The naming process can also be important. Often instead of them calling the character something generic like ‘Mr Worry’, the name can provide another insight into the type anxiety the child is experiencing. ‘Mr Don’t Know’ and ‘Miss You’re Wrong’ are two characters that children I’ve worked with recently have constructed.

Spending time going through all these questions and really designing the character will provide a huge insight into the experience of anxiety for your child.

2. Understand the actions of ‘Mr Worry’

Once you have your character it’s then time to understand the impact that it has on your child’s life. You can now work together to understand what kind of things ‘Mr Worry’ says, what ‘Mr Worry’ makes them do, and what changes in your child when ‘Mr Worry’ is around.

For younger children you can turn this into a detective game. Help your child to notice when ‘Mr Worry’ is around; invite them to share what it is saying and help them to notice what is happening in their body and in their behaviour. At this point the emphasis should be on ‘collecting evidence’ so no challenging, contradicting, or exploring what your child is bringing. Phrases such as ‘I think Mr Worry might be bothering you right now’, ‘Is Mr Worry causing trouble’, or ‘What is Mr Worry telling you right now’ can all be helpful.

What can also be really helpful at this point is understanding what makes ‘Mr Worry’ grow and shrink. What makes it turn up (in whatever way it moves) and what helps it to go away again. Slowly, by gathering this evidence you are helping to move the power away from this very scary, unpredictable character to you and your child – Knowledge is Power!

3. Learn how to fight back against ‘Mr Worry’

Once you have gathered the ‘evidence’ you can begin to use the knowledge to continue to work together to start to fight back against ‘Mr Worry’. There are many ways to do this however one approach is to imagine that ‘Mr Worry’ is like a bully so you can: tell them they’re wrong, ignore them, or tell an adult.

Talking back

The character will be saying things to your child that is making them worry such as: ‘you’re not good enough’, ‘you’ll get it wrong’, ‘everybody will laugh at you’, ‘something bad will happen’. Start encouraging your child to notice these statements and engage with them by saying ‘You’re wrong because…’. Finding evidence that disproves ‘Mr Worry’ will be the most powerful way of talking back so encourage them to think of reasons why ‘Mr Worry’ might be wrong. Perhaps they have done that activity before, they know the answer to the question etc.

Distraction

From the knowledge you have learned about what makes ‘Mr Worry’ get smaller, start to create a ‘toolbox’ of activities that your child can dip into to make ‘Mr Worry’ go away. Perhaps they have realised that it disappears when they read a book, jump on the trampoline, do some relaxation breathing. Help them to use this by guiding them to their toolkit when you notice worry increasing and perhaps even join them in the activity.

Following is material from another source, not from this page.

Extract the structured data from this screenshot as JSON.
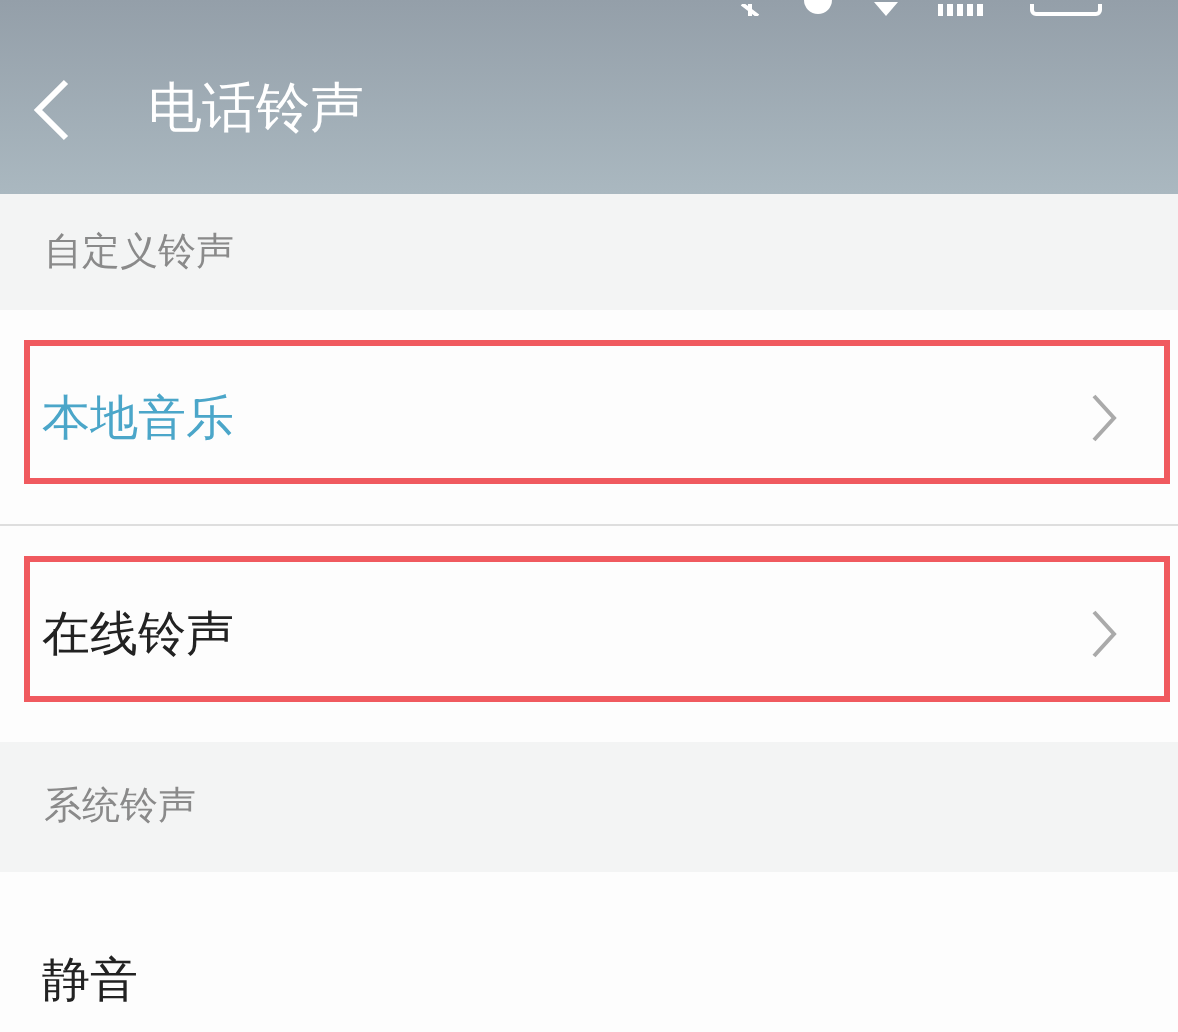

Worry can be a hugely complex emotion and there might be may different Characters that are causing trouble in your child’s life. By creating a shared language based on their lived experience, it can help unlockĀ  the opportunity for conversation and working together to ‘beat the bully’.

 

This is just one way of thinking and talking about worry which I hope is helpful for you and your child. I’ve created a free printable worksheet that you can download and print off that guides you through this process. It can be followed or used as a template to help guide your conversations as, over time, you work together to begin to reduce the presence of ‘Mr Worry’ in your child’s life. This technique can be used with any ‘problem’ so feel free to adjust for other difficulties such as anger or sadness.